I have done a lot of reading and youtube watching over the last couple of months and it has become even more apparent that so many of us are suffering from mental health issues. No matter how ‘big’ or ‘small’ they may seem every single person has a different story to tell… or not tell.
I wanted to put my story out there for you all to read… I am the type of person who shares a lot, I like to talk about problems and make people aware of how I am feeling… I don’t think that it is a bad thing but I guess there are times, perhaps where I can share to much. This is not one of those times though as I am a complete believer that all of us out there should be talking about mental health. I don’t feel that it is embarrassing or shameful or even uncomfortable. It is what it is, and it’s so real.
Someone has actually said to me that “I am angry at the world and that I hate everything”… this is completely untrue, I just sometimes struggle with portraying my emotions. Does that make me a bad person? To them I guess it did but in reality no one understood how I was feeling and I couldn’t show or tell them… As I got older, alongside feelings of anger I became a shadow of myself… I lost all my confidence in my nursing, I always felt like that friend who no one really gave a shit about, the one that talked and talked but no one was really listening. Does that ring true to anyone? Eventually working long weeks at work increased my anxiety and I cried at work on many occasions just to try and release some off the stress I was feeling. At the end of the day, the job pushed me so far and it was time to leave and move on. Just because the one strand of the anxiety was out of the way it didn’t mean that I was “fixed” and that nothing bothered me anymore. I still feel all sorts of negative feelings, towards myself, the way that I look, my behaviour and sometimes I just walk around and before I know it hours have passed and a single smile has not crossed my face. Im trying to write to you and tell you how I feel but its very difficult to get things written down without it sounding like a whirlwind of nasty words.

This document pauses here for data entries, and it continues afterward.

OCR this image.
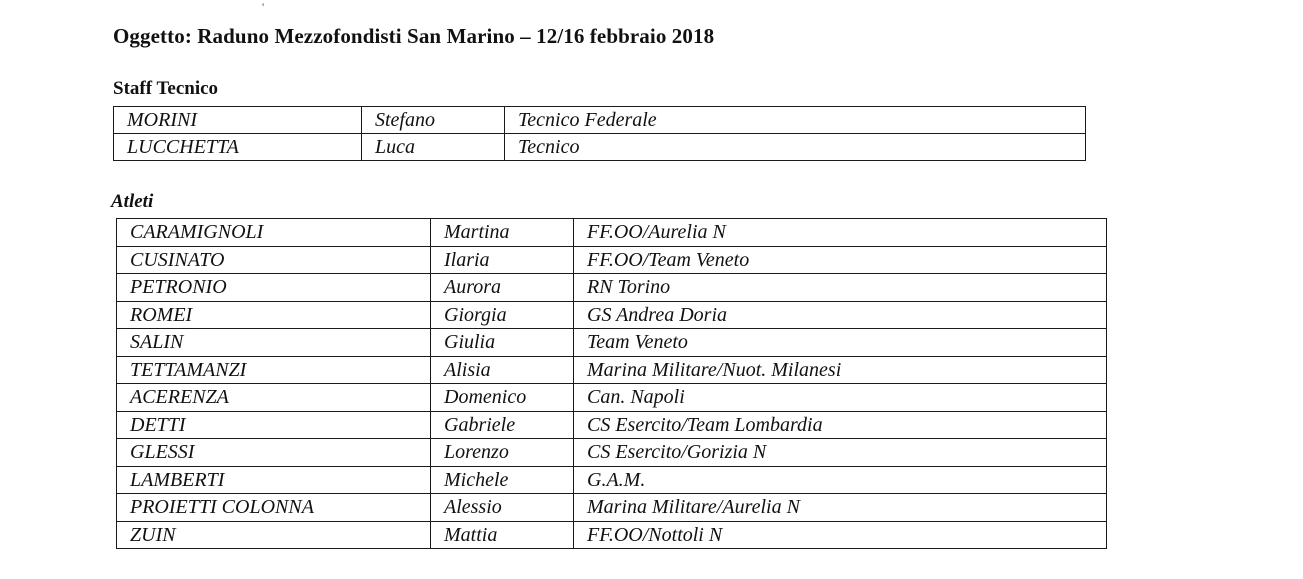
'
Oggetto: Raduno Mezzofondisti San Marino – 12/16 febbraio 2018
Staff Tecnico
MORINI	Stefano	Tecnico Federale
LUCCHETTA	Luca	Tecnico
Atleti
CARAMIGNOLI	Martina	FF.OO/Aurelia N
CUSINATO	Ilaria	FF.OO/Team Veneto
PETRONIO	Aurora	RN Torino
ROMEI	Giorgia	GS Andrea Doria
SALIN	Giulia	Team Veneto
TETTAMANZI	Alisia	Marina Militare/Nuot. Milanesi
ACERENZA	Domenico	Can. Napoli
DETTI	Gabriele	CS Esercito/Team Lombardia
GLESSI	Lorenzo	CS Esercito/Gorizia N
LAMBERTI	Michele	G.A.M.
PROIETTI COLONNA	Alessio	Marina Militare/Aurelia N
ZUIN	Mattia	FF.OO/Nottoli N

I may have to take a pill everyday to help with my depression but I would much rather take the tablet and try and get on with my life, than not take it and feel like there is no happy ending to my story.

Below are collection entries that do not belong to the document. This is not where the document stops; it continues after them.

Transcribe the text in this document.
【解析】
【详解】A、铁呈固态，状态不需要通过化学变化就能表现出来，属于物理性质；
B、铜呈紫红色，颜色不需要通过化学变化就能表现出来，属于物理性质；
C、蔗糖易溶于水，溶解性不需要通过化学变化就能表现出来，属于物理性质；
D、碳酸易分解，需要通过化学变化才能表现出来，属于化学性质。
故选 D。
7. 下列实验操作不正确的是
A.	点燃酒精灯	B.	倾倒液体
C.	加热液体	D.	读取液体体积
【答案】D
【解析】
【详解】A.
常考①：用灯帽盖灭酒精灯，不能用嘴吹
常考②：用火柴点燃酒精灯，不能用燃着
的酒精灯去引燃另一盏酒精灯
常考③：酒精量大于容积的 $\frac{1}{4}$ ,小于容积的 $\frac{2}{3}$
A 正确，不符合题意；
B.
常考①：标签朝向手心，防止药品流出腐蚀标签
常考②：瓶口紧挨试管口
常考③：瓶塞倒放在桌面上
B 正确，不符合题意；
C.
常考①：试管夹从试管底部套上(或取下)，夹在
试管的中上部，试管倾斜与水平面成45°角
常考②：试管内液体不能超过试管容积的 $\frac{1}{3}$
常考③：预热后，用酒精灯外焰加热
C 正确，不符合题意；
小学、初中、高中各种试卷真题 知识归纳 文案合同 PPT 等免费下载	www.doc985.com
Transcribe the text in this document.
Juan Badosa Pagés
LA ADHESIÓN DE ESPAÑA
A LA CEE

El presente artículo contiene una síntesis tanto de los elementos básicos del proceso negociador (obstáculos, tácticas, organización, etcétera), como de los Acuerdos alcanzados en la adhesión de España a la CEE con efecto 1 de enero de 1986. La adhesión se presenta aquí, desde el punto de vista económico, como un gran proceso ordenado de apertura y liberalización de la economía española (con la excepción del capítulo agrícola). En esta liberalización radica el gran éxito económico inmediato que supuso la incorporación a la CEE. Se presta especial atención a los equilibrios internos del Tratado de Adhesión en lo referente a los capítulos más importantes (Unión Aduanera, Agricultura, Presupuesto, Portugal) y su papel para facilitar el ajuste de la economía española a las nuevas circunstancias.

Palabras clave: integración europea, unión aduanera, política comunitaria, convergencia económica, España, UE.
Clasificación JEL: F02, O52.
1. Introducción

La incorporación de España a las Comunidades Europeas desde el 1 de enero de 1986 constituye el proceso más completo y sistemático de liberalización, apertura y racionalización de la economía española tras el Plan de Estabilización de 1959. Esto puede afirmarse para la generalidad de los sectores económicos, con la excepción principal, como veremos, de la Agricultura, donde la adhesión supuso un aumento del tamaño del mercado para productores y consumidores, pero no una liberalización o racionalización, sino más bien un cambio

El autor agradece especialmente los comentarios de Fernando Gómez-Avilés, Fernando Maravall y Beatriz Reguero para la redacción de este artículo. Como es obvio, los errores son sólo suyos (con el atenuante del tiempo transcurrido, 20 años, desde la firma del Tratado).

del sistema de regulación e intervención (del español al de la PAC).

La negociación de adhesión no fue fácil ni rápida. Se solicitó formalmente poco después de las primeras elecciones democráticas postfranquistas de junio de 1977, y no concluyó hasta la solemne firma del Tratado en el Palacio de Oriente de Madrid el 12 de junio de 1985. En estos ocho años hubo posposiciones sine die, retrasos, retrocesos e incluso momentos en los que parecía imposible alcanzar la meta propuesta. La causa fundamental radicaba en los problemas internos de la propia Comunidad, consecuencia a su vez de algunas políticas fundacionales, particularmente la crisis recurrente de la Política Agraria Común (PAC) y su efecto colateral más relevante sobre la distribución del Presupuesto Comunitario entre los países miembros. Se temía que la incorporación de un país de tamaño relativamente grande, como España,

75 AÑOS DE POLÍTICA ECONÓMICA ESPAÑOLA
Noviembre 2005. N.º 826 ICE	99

I would love for people to understand that there are so many different types of mental illness, not any two are the same and everyones journey is different. I want you all to know that its completely ok to talk about it, scream it from the rooftop, tell your friends, talk to you partner about it.. hell, talk to me about it!
What I really want is for people to be aware that mental health is a massive deal and I think that it is completely acceptable to tell your boss that you are having a day off due to your mental health. It is just as important as your physical health.
Its not much, but it’s a start to opening up and taking some of the weight off my shoulders.